In Europe, Eurostat, the European Union's statistical arm, reported that retail sales rose 0.3% in March, confounding expectations for a 0.2% contraction. Retail sales in February were revised down to a 0.1% gain from a previously estimated 0.4% increase.
The numbers sparked for demand for the euro as did upbeat Spanish jobless numbers, which sparked demand for risk that came at gold's expense.
Official data released earlier revealed that the number of unemployed people in Spain dropped by 111,600 in April, compared to expectations for a decline of 49,100, after a 16,600 fall the previous month.

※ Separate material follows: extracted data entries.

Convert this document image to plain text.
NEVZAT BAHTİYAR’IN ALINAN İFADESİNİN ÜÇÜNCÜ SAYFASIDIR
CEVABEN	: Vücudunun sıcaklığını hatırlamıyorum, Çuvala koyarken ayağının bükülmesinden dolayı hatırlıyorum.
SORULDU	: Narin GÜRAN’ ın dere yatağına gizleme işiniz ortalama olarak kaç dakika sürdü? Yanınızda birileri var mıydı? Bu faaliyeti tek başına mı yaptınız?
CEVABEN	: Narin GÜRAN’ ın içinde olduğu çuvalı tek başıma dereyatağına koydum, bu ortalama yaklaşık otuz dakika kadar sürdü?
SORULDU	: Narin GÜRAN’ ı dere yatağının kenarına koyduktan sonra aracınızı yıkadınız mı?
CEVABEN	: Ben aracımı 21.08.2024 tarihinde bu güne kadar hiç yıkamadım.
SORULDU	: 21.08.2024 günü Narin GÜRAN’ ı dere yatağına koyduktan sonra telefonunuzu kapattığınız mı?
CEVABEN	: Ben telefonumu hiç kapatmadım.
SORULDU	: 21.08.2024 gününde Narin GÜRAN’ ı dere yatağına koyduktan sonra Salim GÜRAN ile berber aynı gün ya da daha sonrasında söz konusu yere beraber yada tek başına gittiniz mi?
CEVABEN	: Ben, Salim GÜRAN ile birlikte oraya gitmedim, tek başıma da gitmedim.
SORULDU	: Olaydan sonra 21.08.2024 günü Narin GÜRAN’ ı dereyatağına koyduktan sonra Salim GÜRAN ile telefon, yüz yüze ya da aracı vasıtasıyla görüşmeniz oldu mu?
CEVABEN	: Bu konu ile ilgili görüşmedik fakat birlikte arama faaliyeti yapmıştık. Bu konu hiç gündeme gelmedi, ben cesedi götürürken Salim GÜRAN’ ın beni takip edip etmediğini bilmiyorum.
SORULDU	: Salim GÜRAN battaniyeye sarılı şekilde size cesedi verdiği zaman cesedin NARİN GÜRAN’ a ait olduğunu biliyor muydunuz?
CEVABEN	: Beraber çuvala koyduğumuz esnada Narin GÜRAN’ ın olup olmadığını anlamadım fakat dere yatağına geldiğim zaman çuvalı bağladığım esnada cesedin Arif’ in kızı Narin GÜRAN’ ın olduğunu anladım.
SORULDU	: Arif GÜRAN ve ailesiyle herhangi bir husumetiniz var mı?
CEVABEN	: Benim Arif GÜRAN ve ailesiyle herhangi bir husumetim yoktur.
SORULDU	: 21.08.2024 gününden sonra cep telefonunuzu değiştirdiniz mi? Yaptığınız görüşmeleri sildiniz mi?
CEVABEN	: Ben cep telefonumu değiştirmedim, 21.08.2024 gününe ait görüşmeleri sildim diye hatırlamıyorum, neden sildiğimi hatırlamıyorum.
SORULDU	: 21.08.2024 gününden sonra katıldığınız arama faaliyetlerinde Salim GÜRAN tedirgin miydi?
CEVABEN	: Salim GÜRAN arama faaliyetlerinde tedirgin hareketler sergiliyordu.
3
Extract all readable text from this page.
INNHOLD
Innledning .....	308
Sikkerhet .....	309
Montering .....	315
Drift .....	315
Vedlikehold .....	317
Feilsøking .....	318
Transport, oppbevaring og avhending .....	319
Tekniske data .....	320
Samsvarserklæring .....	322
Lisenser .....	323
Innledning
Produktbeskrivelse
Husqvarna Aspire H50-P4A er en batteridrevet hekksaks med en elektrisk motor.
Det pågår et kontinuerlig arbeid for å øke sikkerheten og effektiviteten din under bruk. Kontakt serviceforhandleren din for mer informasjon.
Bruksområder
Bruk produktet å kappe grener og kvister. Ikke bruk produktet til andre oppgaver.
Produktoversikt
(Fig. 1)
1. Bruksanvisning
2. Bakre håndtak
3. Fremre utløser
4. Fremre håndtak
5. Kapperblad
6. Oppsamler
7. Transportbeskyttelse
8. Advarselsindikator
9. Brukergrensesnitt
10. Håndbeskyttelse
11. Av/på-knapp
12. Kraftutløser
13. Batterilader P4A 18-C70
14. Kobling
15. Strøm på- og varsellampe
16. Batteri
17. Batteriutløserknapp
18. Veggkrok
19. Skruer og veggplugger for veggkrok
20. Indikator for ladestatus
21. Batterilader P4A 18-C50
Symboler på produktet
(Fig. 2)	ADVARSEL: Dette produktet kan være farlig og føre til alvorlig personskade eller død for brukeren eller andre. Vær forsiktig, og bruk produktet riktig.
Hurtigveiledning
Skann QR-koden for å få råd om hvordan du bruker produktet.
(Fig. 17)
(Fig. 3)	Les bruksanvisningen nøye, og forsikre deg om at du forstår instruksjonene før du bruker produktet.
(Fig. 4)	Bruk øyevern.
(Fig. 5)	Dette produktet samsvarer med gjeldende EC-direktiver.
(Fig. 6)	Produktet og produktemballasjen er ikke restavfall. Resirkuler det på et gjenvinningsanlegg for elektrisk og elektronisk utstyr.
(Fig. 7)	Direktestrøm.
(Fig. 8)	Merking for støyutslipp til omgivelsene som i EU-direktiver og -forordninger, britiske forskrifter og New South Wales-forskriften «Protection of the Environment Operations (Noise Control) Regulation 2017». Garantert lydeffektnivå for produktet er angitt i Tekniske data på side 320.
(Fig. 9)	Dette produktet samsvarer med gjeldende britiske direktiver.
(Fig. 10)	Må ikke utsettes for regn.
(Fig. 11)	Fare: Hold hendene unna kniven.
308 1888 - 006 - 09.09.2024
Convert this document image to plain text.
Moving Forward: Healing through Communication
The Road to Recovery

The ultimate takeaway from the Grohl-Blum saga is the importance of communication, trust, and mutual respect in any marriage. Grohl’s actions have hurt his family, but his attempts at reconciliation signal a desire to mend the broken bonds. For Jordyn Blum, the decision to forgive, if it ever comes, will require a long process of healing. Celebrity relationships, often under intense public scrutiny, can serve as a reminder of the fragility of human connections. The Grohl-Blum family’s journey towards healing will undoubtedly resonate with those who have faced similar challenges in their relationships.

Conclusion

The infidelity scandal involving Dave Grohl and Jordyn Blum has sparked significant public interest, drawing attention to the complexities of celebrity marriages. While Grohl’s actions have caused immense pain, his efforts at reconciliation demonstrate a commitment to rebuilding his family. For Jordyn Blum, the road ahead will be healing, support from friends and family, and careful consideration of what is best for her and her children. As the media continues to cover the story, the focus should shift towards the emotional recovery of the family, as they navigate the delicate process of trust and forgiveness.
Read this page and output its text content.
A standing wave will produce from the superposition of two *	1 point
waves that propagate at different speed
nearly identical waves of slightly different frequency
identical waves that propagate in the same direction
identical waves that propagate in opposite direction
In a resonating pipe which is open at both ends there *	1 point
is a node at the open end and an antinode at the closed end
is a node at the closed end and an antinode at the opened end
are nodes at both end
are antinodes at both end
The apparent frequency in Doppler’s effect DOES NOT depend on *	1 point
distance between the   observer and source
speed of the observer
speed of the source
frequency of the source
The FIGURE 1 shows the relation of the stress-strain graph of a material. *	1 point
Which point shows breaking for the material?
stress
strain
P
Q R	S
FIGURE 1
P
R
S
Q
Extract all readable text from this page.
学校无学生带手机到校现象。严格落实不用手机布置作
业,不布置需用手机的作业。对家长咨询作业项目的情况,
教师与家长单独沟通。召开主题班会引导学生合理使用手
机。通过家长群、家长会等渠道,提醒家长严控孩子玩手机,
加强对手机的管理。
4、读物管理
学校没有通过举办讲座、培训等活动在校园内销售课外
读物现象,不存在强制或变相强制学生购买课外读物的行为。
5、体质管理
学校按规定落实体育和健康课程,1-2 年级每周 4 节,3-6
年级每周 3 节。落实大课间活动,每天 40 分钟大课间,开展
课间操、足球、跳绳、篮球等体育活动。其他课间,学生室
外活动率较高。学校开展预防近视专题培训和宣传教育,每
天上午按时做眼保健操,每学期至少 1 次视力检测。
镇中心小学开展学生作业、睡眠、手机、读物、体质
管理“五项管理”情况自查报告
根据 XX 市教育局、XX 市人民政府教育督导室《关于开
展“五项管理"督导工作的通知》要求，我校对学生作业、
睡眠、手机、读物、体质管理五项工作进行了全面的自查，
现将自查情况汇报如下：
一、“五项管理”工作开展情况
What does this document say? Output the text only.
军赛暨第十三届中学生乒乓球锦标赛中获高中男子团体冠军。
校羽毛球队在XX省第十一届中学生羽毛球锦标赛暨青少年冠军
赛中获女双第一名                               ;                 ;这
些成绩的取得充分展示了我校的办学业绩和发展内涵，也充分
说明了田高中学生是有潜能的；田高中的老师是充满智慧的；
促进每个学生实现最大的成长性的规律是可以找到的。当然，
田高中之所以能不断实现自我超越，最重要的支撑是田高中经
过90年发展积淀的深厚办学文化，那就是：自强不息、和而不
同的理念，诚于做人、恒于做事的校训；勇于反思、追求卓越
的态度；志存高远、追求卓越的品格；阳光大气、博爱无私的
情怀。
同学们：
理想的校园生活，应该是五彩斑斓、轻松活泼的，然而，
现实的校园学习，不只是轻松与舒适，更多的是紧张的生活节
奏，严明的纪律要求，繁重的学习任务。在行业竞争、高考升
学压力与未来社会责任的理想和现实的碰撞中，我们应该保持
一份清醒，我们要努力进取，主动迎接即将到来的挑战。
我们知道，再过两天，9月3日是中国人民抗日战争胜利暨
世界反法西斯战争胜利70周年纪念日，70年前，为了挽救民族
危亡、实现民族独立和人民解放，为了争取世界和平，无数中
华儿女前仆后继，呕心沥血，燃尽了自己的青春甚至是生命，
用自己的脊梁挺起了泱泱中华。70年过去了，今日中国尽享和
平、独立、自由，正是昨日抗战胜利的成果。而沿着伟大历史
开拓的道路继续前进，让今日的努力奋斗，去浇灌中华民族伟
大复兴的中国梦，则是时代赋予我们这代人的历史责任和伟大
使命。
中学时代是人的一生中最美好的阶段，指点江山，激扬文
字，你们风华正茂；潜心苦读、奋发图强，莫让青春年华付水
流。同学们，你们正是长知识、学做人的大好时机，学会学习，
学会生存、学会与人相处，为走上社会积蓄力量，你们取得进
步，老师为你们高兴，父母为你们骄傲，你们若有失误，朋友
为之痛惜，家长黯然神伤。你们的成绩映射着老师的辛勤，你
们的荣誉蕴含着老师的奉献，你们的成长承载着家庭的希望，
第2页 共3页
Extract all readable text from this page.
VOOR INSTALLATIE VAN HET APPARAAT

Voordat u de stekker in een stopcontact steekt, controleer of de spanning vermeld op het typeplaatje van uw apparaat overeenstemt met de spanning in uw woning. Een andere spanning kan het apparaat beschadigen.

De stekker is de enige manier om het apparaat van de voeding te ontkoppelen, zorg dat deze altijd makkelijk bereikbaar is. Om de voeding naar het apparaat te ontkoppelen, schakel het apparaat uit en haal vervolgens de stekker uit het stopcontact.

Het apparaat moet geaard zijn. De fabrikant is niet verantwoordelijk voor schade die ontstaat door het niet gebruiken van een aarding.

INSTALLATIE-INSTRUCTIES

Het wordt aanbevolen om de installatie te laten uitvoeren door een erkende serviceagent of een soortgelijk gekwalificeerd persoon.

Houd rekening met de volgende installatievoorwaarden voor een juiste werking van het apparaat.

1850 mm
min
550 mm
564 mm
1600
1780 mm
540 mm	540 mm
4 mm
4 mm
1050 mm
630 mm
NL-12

Separately, the Markit Economics research group said that Spain's services purchasing managers' index rose to a six-year high of 56.5 last month, from a reading of 54.0 in March. Analysts had expected the index to tick up to 54.4 in April.
Italy's services PMI swung back into expansion territory last month, rising to 51.1 from a reading of 49.5 in March, beating expectations for an uptick to 50.4.
The euro zone's service-sector PMI came in unchanged at 53.1, in line with expectations.
Meanwhile in the U.S., data revealed that the country's trade deficit narrowed to $40.38 billion in March from $41.87 billion in February, whose figure was revised from a previously estimated deficit of $42.30 billion.
Analysts had expected the deficit to narrow to $40.30 billion in March, and while the lackluster data softened the dollar, the U.S. trade gap did narrow after all, which gave the dollar some support against the yellow metal.
Silver for July delivery was down 0.13% at $19.620 a troy ounce. Copper futures for July delivery were up 0.07% at $3.056 a pound.